【ジープのピックアップ】ジープ・グラディエーター・オーバーランドに試乗
公開 : 2020.01.12 09:50 更新 : 2022.08.08 07:52
ジープ・ラングラーのロングホイールベース版をベースとした、ピックアップ・トラックが登場。屈強な実用性を備え、欧州に上陸予定です。強い個性を放つ1台を、英国編集部がアメリカで確かめました。
全長5.5m超えの大型ボディ
ジープとピックアップという組合せは、とても合理的に思える。だが意外にも、ジープ・チェロキーをベースにしたジープ・コマンチが1992年に消滅して以来、存在していなかったことに驚く。
2019年、満を持してジープ・グラディエーターが登場した。見たまま、JL型へと進化を遂げたラングラーをベースにしたピックアップ・トラックで、2020年には欧州での発売が始まる。
大きな荷台と2列シートのキャビンを備えるグラディエーターだから、ボディはかなり長い。全長は5540mmに及び、5ドアのラングラーより658mmも長い。フォード・レンジャー・ラプターと比べても、142mm長い。
ホイールベースは長大な3487mmもある。だがアメリカ市場では、グラディエーターの大きさを持ってしても、中型トラックに位置するという。
メカニカルの部分では、ジープ・ラングラーとほぼ共通している。
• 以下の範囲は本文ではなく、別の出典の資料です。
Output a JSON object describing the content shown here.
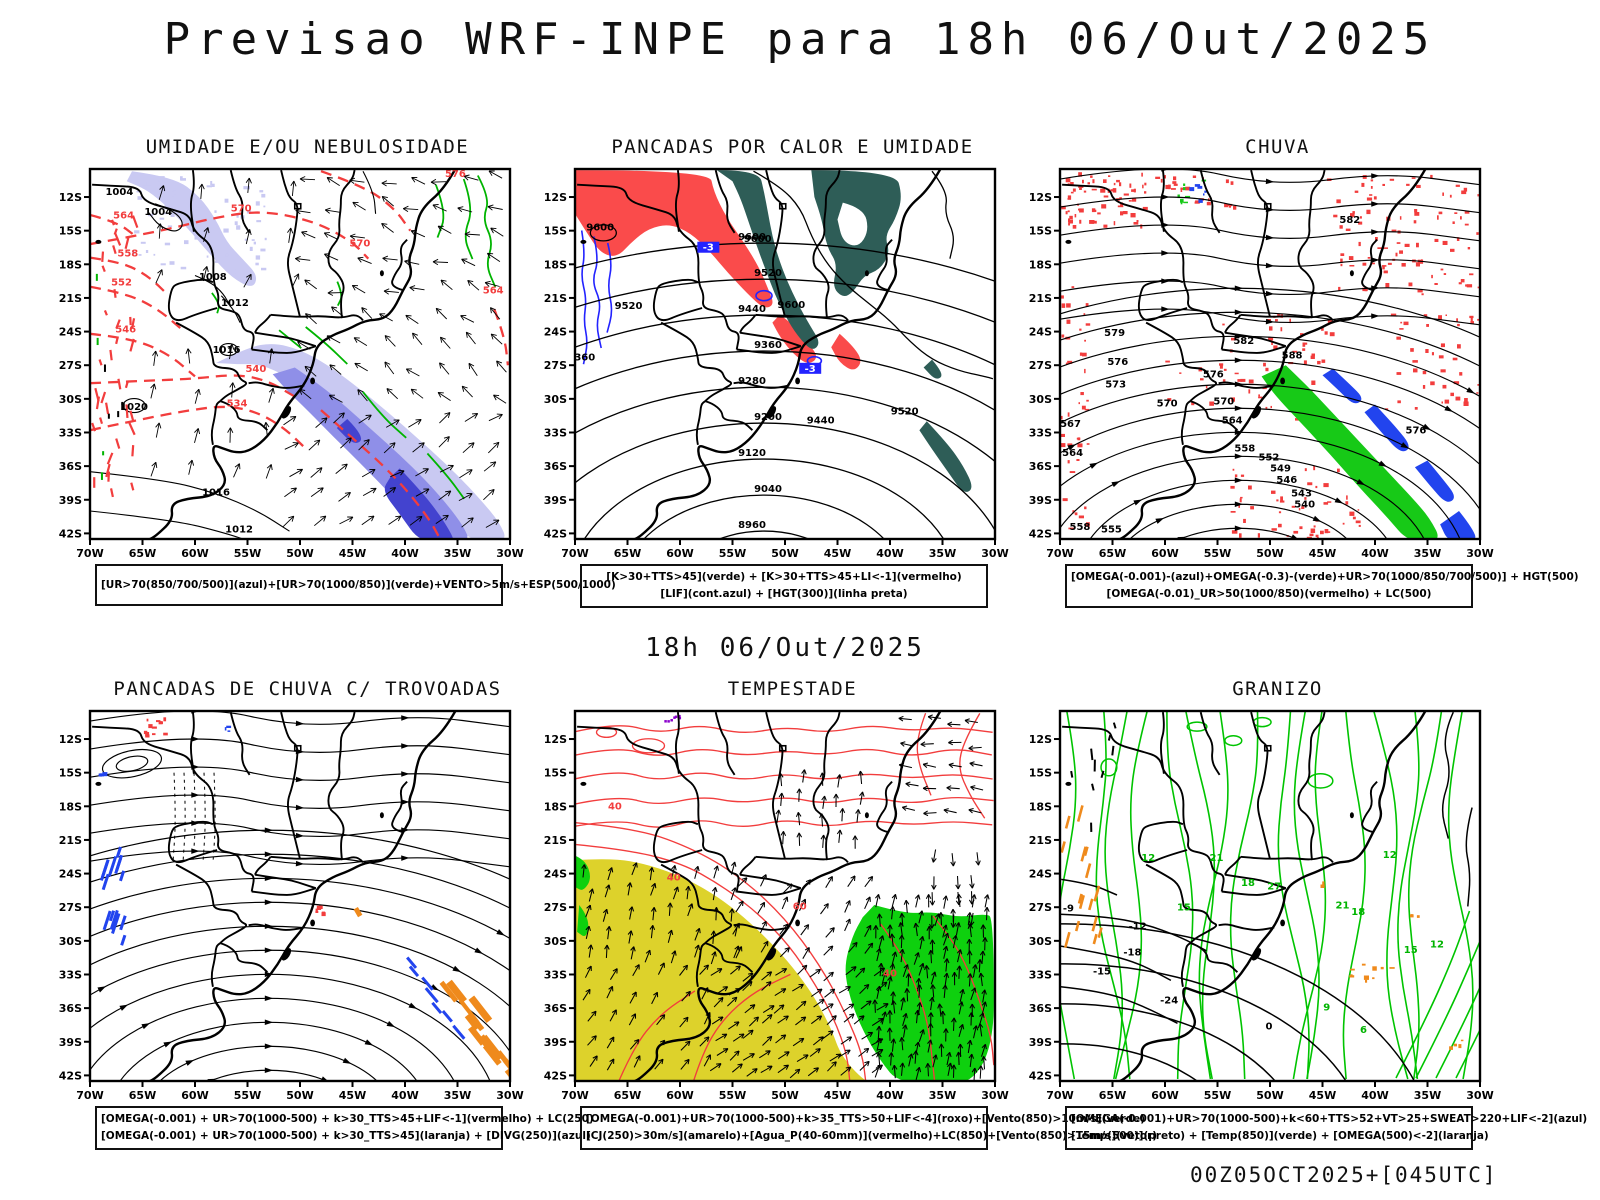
{
  "page": {
    "title": "Previsao WRF-INPE  para 18h 06/Out/2025",
    "subtitle": "18h 06/Out/2025",
    "footer": "00Z05OCT2025+[045UTC]"
  },
  "axes": {
    "lat_ticks": [
      "12S",
      "15S",
      "18S",
      "21S",
      "24S",
      "27S",
      "30S",
      "33S",
      "36S",
      "39S",
      "42S"
    ],
    "lon_ticks": [
      "70W",
      "65W",
      "60W",
      "55W",
      "50W",
      "45W",
      "40W",
      "35W",
      "30W"
    ]
  },
  "colors": {
    "red": "#f23d3d",
    "green": "#00b400",
    "bright_green": "#17c917",
    "vivid_green": "#0ed00e",
    "teal": "#2e5d57",
    "panel_red": "#fa4b4b",
    "blue": "#2323ff",
    "deep_blue": "#2244ee",
    "lavender": "#c9c9f2",
    "band_mid": "#8f8fe8",
    "band_dark": "#4343cf",
    "yellow": "#ddd22b",
    "orange": "#ef8a1c",
    "purple": "#8a00cc",
    "black": "#000000"
  },
  "panels": [
    {
      "id": "umidade",
      "title": "UMIDADE E/OU NEBULOSIDADE",
      "caption": [
        "[UR>70(850/700/500)](azul)+[UR>70(1000/850)](verde)+VENTO>5m/s+ESP(500/1000)"
      ],
      "labels": [
        "1004",
        "1008",
        "1012",
        "1016",
        "1020",
        "1016",
        "1012",
        "1004",
        "570",
        "564",
        "558",
        "552",
        "546",
        "540",
        "534",
        "570",
        "564",
        "576"
      ]
    },
    {
      "id": "calor",
      "title": "PANCADAS POR CALOR E UMIDADE",
      "caption": [
        "[K>30+TTS>45](verde) + [K>30+TTS>45+LI<-1](vermelho)",
        "[LIF](cont.azul) + [HGT(300)](linha preta)"
      ],
      "labels": [
        "9600",
        "9600",
        "9520",
        "9600",
        "9520",
        "9440",
        "9360",
        "-3",
        "-3"
      ],
      "contour_values": [
        "8960",
        "9040",
        "9120",
        "9200",
        "9280",
        "9360",
        "9440",
        "9520",
        "9600"
      ]
    },
    {
      "id": "chuva",
      "title": "CHUVA",
      "caption": [
        "[OMEGA(-0.001)-(azul)+OMEGA(-0.3)-(verde)+UR>70(1000/850/700/500)] + HGT(500)",
        "[OMEGA(-0.01)_UR>50(1000/850)(vermelho) + LC(500)"
      ],
      "labels": [
        "582",
        "579",
        "576",
        "573",
        "570",
        "567",
        "564",
        "558",
        "555",
        "582",
        "576",
        "570",
        "564",
        "558",
        "552",
        "549",
        "546",
        "543",
        "540",
        "576",
        "588"
      ]
    },
    {
      "id": "trovoadas",
      "title": "PANCADAS DE CHUVA C/ TROVOADAS",
      "caption": [
        "[OMEGA(-0.001) + UR>70(1000-500) + k>30_TTS>45+LIF<-1](vermelho) + LC(250)",
        "[OMEGA(-0.001) + UR>70(1000-500) + k>30_TTS>45](laranja) + [DIVG(250)](azul)"
      ],
      "labels": []
    },
    {
      "id": "tempestade",
      "title": "TEMPESTADE",
      "caption": [
        "[OMEGA(-0.001)+UR>70(1000-500)+k>35_TTS>50+LIF<-4](roxo)+[Vento(850)>10m/s](verde)",
        "[CJ(250)>30m/s](amarelo)+[Agua_P(40-60mm)](vermelho)+LC(850)+[Vento(850)>15m/s](vetor)"
      ],
      "labels": [
        "40",
        "40",
        "60",
        "40"
      ]
    },
    {
      "id": "granizo",
      "title": "GRANIZO",
      "caption": [
        "[OMEGA(-0.001)+UR>70(1000-500)+k<60+TTS>52+VT>25+SWEAT>220+LIF<-2](azul)",
        "[Temp(500)](preto) + [Temp(850)](verde) + [OMEGA(500)<-2](laranja)"
      ],
      "labels": [
        "12",
        "21",
        "18",
        "27",
        "15",
        "21",
        "18",
        "12",
        "15",
        "12",
        "9",
        "6",
        "-12",
        "-18",
        "-24",
        "-9",
        "0",
        "-15"
      ]
    }
  ]
}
前後ともにサスペンションはリジットアクスル式。もちろんシャシーは独立した構造だ。車体の下を覗き込むと、オフロード走行を前提としたプロテクション・プレートがあちこちに取り付けられていることがわかる。
グラディエーターの開発に用いたテストコースには、カリフォルニア州にある非常に過酷なルビコン・トレイルも含まれていたという。オフロードの走破性は間違いなさそうだ。
沼地程度なら後輪駆動モードで充分
現在アメリカで提供されているグラディエーターのエンジンは1種類のみ。3.6Lの自然吸気V6エンジンで、最高出力は289ps、最大トルクは35.8kg-mを発生する。
トランスミッションは6速MTが標準装備。多くのドライバーは、2000ドル(21万円)のオプション費用を支払って、8速ATを選択することになるだろう。今回の試乗車も8速ATだった。
今回の試乗では、オフロードの走破性も確かめたいと考えていた。だが試乗コースはミシガン州の郊外。PR映像のように、グラディエーターのアプローチ・アングルや豊かなサスペンションストロークを確かめることはできなかった。
せっかくなのでオフロードを探し、見つけた最も過酷な状況が、ぬかるんだ沼地。派手に泥を跳ね上げながら見事に走破したものの、デフォルトの後輪駆動モードのままで済んでしまった。
トランスミッションには4輪駆動モードと、本気のオフロードに挑むためのローレンジ・モードが備わっている。グラディエーターのホイールベースは長いから、短いラングラーと同等の悪路性能を備えていないはず。だが駆動系統の設定は、本物のオフロードを前提としてある。
舗装路では、グラディエーターの個性はさらに強い。やや旧式のV6エンジンは低回転からの太いトルクを持ち合わせないものの、ATが上手に中回転域を保ってくれる。加速は驚くほど鋭いが、エンジンは一生懸命働くほどに大きなノイズも響かせる。